Critical design milestone for Orion’s European service module
ESA and NASA completed the Orion spacecraft European Service Module Critical Design Review on 16 June. The European Service Module will power NASA’s Orion spacecraft beyond the Moon in late 2018.
With the Critical Design Review finished, building and assembly of the qualification models and flight hardware can start according to the final design. ESA is targeting shipment of the service module to NASA’s Kennedy Space Center in Florida in April 2017.
No showstoppers were identified or raised during the design review but the meeting identified areas where additional analysis and work will be required. The results will be presented later to the review board.
“We are satisfied with the outcome of the review and recognise the excellent work performed in the last years by the European industry consortium led by Airbus under ESA management with the support of NASA and Lockheed Martin. The schedule remains a challenge that we are eager to continuing tackling,” says ESA’s Philippe Deloo, project manager for the European Service Module.
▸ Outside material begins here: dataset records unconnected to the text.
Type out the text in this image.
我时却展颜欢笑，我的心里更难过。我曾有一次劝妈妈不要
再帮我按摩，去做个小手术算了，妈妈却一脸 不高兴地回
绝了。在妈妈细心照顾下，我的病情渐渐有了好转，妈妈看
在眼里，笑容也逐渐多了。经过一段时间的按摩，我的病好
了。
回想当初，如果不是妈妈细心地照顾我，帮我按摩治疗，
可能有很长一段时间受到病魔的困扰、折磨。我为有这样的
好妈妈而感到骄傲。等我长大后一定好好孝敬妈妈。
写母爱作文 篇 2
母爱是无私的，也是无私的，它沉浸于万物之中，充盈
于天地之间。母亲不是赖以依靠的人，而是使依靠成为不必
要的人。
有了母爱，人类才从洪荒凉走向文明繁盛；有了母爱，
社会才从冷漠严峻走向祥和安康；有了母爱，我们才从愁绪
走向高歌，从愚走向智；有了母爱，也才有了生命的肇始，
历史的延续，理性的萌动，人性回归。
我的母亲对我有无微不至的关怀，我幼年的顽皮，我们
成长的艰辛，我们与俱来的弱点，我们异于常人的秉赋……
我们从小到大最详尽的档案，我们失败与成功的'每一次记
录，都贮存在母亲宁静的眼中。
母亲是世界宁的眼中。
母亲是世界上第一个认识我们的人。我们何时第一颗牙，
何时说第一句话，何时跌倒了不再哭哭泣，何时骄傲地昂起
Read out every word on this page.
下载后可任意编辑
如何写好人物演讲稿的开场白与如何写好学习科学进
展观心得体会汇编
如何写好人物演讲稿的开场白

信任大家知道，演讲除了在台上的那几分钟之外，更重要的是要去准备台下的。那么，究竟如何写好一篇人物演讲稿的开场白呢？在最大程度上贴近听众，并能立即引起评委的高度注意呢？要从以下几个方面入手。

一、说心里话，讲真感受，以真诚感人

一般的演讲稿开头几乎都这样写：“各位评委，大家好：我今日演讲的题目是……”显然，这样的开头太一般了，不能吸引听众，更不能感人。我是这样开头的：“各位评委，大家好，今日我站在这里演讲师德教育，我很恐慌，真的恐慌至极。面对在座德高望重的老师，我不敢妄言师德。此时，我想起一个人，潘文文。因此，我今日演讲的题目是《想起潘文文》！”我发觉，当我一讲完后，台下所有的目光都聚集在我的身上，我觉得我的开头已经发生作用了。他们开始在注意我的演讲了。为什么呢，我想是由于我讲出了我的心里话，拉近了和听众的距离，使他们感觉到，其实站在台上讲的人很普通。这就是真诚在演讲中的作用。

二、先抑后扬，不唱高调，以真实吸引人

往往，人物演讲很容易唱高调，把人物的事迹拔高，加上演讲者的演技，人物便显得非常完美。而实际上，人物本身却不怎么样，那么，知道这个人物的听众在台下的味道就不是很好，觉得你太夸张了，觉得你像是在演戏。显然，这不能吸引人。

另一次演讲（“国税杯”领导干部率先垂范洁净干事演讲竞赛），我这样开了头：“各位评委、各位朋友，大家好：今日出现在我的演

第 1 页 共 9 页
The design is based on ESA’s Automated Transfer Vehicle, which flew five unmanned supply missions to the International Space Station between 2008 and 2015. It will provide electricity, propulsion, water, oxygen and nitrogen and thermal control. The unmanned Exploration Mission-1 will send a human-rated spacecraft further than any other before, past the Moon and back to Earth. The first crewed mission, Exploration Mission-2, is planned for launch as early as 2021.